Писарь с ненавистью глянул на Лобановича: шутит он, смеется над ним или говорит серьезно?
— У меня нет ничего общего с этими отщепенцами, раскольниками, слугами сатаны! И я прошу вас не говорить мне такого кощунства! — закричал он и снова вскочил со скамейки.
Лобанович сделал вид, будто ему очень неприятно, что он довел соседа до такого состояния.
— Простите, Василий Миронович, что огорчил вас. Но из-за чего, собственно, здесь возмущаться, портить себе нервы? Вы же, Василий Миронович, если говорить правду, ей-богу, даже с виду похожи на кадета: такая же профессорская внешность, такая же бородка. Ну, в самом деле можно подумать, что вы родной брат кадета Шингарева!
Писарь не мог больше слушать, резко сорвался с места, порывисто открыл дверь, со злостью хлопнул ею и исчез где-то в своих апартаментах. Лобанович с минуту посидел еще на скамейке один.
"Не переборщил ли я?" — спросил он себя и медленно направился в сторону леса, что начинался сразу за кладбищем.
IX
Очистилась от снега земля, прошумели ручьи и реки и снова вошли в свои берега. Свежей, пахучей травкой зазеленели дороги и стежки в поле. Помолодели рощи и леса. Тысячи разноголосых пташек наполнили воздух свистом, щебетом и пением. Везде гомонила обновленная, молодая жизнь. Новое и всякий раз неясное и чарующее чувство простора и свободы волновало сердца людей. Хотелось до конца слиться с этой обновленной жизнью и полной грудью пить ее сладость.
Совсем иной вид имели теперь верханские околицы. Они посветлели, повеселели и стали, казалось, шире, просторнее.
Между зданиями волостного правления и школы пролегала широкая дорога. Миновав церковь в зеленом венке пышных берез, она шла мимо верханского кладбища и сразу же исчезала в густом лесу. Эта дорога, кладбище и лес уже не раз притягивали внимание учителя и влекли его к себе. И вот однажды в свободную минуту собрался он в поход полюбоваться окрестностями Верхани.

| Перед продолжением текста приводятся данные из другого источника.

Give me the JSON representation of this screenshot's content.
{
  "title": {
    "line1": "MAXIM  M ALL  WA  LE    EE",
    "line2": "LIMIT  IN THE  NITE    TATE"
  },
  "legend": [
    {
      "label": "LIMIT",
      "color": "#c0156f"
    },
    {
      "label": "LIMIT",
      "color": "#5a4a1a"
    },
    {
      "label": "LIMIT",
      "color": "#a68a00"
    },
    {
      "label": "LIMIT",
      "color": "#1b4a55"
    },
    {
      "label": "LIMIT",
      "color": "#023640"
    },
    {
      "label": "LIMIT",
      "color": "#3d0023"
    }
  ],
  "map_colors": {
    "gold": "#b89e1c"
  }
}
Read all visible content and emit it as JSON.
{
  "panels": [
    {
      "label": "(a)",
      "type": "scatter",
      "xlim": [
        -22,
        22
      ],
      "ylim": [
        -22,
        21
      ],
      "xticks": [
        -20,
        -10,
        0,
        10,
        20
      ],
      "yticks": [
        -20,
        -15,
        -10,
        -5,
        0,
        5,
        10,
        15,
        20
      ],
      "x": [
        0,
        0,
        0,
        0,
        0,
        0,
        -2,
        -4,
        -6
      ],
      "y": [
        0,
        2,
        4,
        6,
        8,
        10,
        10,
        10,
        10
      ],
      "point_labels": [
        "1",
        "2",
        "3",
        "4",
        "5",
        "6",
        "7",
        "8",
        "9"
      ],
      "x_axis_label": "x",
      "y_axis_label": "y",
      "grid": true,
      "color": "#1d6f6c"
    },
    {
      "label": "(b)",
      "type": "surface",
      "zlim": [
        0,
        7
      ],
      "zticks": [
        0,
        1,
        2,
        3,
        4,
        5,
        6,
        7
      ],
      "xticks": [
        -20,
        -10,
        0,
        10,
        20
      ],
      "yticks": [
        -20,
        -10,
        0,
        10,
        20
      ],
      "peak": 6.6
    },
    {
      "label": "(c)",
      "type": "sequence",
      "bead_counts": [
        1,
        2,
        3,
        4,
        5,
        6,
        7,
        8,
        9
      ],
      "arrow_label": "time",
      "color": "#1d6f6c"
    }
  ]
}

Выйдя из школы, Лобанович повернул в сторону леса, сосредоточенно-молчаливого, задумчивого. Последние хаты и заборы возле них остались позади. Пустынная сельская околица, объятые тишиной и покоем просторы неба и земли приветливо приняли учителя в свое лоно. Пройдя еще несколько шагов, он остановился, окинул взглядом бедные верханские хаты. На фоне обновленной и помолодевшей земли они выглядели еще более убогими и заброшенными. Старые соломенные крыши сели, расползлись, выставляя напоказ свои прогнившие ребра, зияя темными провалами.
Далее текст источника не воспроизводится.